Haha - just bought him some glowing balls for Christmas -maybe I should wear a flashing necklace, too? Just bought one of those baseball hats with the little lights underneath so maybe that will help. Bought mine in Florida last week but I see they have similar in P @ H today.


----------



## kendal (Jul 16, 2009)

Tressa said:


> Haha - just bought him some glowing balls for Christmas -maybe I should wear a flashing necklace, too? Just bought one of those baseball hats with the little lights underneath so maybe that will help. Bought mine in Florida last week but I see they have similar in P @ H today.

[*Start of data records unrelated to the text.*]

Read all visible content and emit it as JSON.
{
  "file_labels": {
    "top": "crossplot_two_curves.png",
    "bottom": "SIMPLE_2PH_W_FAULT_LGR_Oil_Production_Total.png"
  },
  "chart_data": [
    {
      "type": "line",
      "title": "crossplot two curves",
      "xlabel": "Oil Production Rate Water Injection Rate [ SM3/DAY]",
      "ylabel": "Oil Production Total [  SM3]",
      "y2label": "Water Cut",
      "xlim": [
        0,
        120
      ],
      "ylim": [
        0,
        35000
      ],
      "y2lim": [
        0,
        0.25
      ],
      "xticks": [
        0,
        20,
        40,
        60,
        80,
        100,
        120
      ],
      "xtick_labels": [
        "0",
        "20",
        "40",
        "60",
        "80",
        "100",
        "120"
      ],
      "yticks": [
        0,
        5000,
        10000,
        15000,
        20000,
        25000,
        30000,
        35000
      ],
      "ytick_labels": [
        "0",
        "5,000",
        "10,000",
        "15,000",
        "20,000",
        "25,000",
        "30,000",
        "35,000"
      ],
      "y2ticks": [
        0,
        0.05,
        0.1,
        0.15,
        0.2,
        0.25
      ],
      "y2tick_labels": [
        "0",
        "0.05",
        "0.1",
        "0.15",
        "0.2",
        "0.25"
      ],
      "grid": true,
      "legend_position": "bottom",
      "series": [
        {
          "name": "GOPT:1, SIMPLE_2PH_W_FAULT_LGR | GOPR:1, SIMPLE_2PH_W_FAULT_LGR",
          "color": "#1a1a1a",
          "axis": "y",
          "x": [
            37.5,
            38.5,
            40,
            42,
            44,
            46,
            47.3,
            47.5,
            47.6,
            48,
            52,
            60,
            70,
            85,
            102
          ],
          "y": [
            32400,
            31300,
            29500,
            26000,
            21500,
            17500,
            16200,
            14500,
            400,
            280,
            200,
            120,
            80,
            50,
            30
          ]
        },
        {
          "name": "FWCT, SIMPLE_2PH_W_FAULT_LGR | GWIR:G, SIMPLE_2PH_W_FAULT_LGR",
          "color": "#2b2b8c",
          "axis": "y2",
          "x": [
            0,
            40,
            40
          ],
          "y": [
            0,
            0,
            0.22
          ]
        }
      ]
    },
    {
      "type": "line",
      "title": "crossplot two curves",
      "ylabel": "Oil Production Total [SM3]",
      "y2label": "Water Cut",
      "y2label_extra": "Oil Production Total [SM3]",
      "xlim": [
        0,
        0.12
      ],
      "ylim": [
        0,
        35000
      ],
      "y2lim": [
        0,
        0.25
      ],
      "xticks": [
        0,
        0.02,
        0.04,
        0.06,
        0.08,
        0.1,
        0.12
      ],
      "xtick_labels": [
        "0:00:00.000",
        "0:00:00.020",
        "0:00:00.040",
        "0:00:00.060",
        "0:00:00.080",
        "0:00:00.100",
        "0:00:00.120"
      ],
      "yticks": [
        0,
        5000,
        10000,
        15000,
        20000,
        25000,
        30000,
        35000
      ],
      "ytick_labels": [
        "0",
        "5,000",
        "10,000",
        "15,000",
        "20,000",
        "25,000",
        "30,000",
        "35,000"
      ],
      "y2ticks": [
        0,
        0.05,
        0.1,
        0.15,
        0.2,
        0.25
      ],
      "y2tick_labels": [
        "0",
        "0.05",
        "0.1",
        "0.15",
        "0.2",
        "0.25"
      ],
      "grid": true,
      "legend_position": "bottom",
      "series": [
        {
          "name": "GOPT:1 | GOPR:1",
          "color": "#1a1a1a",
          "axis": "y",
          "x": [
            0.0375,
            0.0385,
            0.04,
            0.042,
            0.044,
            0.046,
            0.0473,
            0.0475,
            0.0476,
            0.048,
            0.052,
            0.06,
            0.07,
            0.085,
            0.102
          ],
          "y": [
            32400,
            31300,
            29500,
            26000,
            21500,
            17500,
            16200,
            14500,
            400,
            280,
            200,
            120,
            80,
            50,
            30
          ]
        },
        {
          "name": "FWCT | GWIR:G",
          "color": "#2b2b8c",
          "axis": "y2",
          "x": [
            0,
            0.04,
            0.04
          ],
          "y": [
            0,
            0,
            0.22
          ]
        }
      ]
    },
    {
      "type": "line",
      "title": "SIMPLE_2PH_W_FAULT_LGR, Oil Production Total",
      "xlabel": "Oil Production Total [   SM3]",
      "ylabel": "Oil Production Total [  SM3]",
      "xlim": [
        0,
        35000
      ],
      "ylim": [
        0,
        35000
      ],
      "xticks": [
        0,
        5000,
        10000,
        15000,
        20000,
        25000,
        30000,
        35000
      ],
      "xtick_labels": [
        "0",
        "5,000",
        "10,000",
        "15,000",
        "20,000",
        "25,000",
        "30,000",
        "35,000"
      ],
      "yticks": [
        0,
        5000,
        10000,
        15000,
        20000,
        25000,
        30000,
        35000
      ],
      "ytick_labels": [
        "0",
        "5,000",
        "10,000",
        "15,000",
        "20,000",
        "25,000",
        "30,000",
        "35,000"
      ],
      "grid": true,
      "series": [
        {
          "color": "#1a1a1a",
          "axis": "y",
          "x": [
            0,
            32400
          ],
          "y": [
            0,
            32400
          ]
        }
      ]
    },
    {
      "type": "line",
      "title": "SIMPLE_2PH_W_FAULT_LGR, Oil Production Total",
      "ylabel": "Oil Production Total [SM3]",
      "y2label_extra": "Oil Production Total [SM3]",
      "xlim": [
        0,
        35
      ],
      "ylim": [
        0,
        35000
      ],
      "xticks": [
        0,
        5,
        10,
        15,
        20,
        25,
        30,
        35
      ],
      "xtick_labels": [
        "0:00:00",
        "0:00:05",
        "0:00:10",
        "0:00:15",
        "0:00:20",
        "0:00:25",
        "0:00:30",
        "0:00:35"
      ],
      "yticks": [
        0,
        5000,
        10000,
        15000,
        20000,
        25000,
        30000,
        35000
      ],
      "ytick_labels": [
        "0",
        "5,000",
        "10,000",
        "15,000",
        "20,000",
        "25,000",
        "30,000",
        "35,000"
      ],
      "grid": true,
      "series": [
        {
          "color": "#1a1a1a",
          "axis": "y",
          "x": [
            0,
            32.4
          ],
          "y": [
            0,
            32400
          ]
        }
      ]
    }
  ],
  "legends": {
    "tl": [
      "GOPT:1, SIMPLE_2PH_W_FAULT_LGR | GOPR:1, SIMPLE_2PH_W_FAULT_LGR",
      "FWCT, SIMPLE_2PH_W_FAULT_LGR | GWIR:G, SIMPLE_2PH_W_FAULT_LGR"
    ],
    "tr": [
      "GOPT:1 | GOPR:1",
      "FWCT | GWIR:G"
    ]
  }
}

lol i saw those hats, im sorry but you can get a head torch of cheeper lol 


i love my girls viz vests 

















http://youtu.be/8HMVApBKNdU


----------



## gemma27 (May 23, 2011)

We have a hi viz vest for our jack Russell. When we got her as a pup, she was so small and cute my family kept trying to buy her things to wear. Santa suits, jumpers, hi viz vest. Swore I'd never use any of them. been in a box in cupboard ever since 

A couple of years ago started having trouble with lots of bikes cycling fast through the park we regularly use during winter months. Tried various things to make her be seen but mostly rubbish, then remembered the bib, it worked brilliantly- she's warn it each year since. 

Apparently it came from the pound shop. A pound very well spent in the end!

Our 'poo is choc and White and the white bits seem to light up on her ownat night.


----------



## Tressa (Aug 31, 2010)

kendal said:


> lol i saw those hats, im sorry but you can get a head torch of cheeper lol
> 
> 
> i love my girls viz vests
> ...


Yes, love the high viz vests, too. I know you sent for yours but can't remember where. I have seen them in the shops but yours seems to be a good fit for poos.
Head torches are cheaper, right enough, Kendal, but my granddaughter will like the wee hat, and it will keep her head warm too - I hope.


----------